The MSPB set forth the test governing fee awards under Sec. 7701(g) (1) in Allen v. United States Postal Service, 2 M.S.P.R. 420, 434-35 (1980). The award of a reasonable attorney's fee to a prevailing party is warranted in the interest of justice if: (1) the agency engaged in a prohibited personnel practice; (2) the agency's action was clearly without merit or the employee is substantially innocent of the charges; (3) the agency initiated the adverse action in bad faith; (4) the agency committed a gross procedural error that seriously prolonged the proceedings or severely prejudiced the employee; or (5) the agency knew or should have known that its action would not be sustained by the MSPB. Since the AJ correctly stated this rule and the material facts are undisputed, the only abuse of discretion here could be in the AJ's application of the law to those facts.

III

With respect to the fifth criterion of the Allen test, the agency here cannot reasonably be expected to have known that its decision to remove rather than suspend Mr. Ubogy would not be sustained, since the AJ herself thought it was a "close case" on the mitigation issue and thus could have gone either way without abusing her discretion. This was not Mr. Ubogy's first offense. He had been suspended twice before--once for stealing a bag of M & Ms and once for being absent without official leave. Moreover, the AJ found that Mr. Ubogy exhibited no sense of compunction for his transgression. For essentially the same reasons, the agency's action cannot be considered to be "clearly" without merit under Allen 's second criterion.

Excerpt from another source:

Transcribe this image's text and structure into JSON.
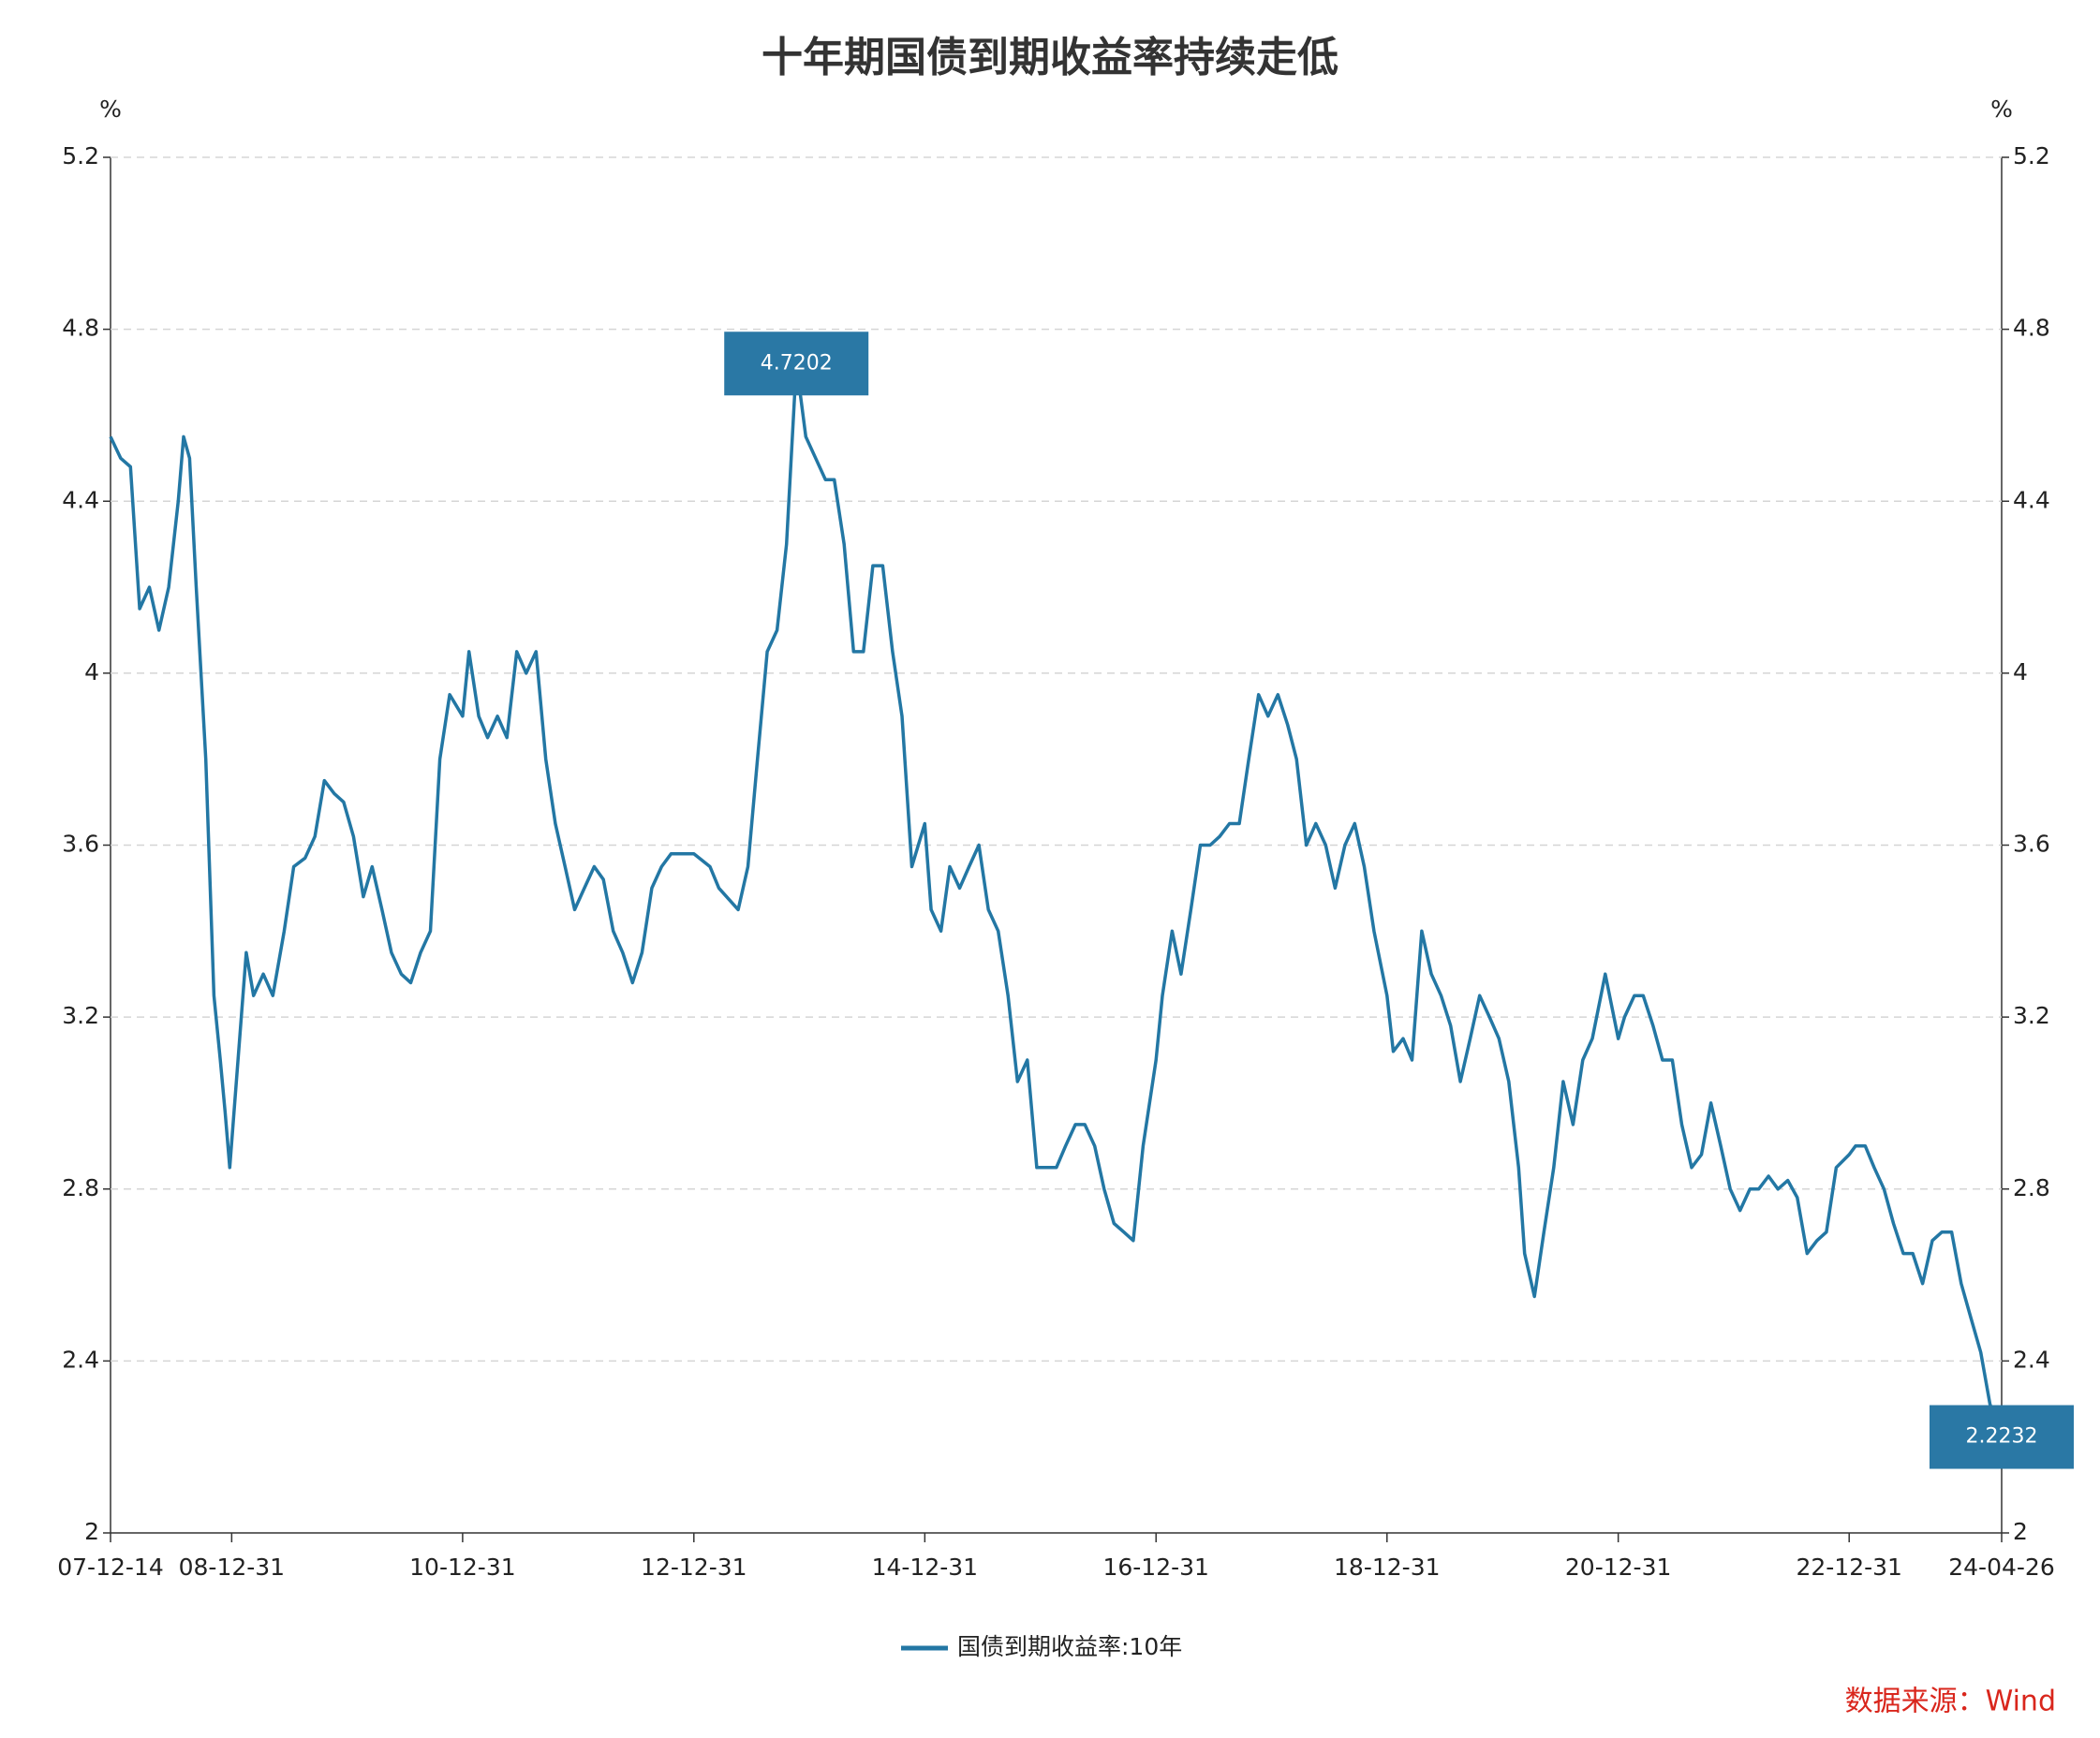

Nor can the agency's failure to take account of the de minimis value of the items, as mandated by its own regulations, be considered a gross or severely prejudicial procedural error under the fourth criterion. That error went only to the severity of the penalty and not to Mr. Ubogy's factual guilt or legal liability. Mr. Ubogy does not claim to have suffered a lengthier separation than otherwise would have been the case. Nor does he contend that he would not have taken an appeal had he been suspended rather than removed, so we cannot say that the error prolonged the proceedings.

As for the first criterion, it is not implicated on the facts of this case, because the failure to follow the regulation here was a procedural error, not a prohibited personnel practice. Finally, Mr. Ubogy alleged no bad faith on the part of the relevant agency actors that might justify a fee award under the third criterion.

Because the AJ's application of the law to the facts is not incorrect, this court cannot characterize her decision as a clear abuse of discretion. The decision of the MSPB is, therefore, affirmed.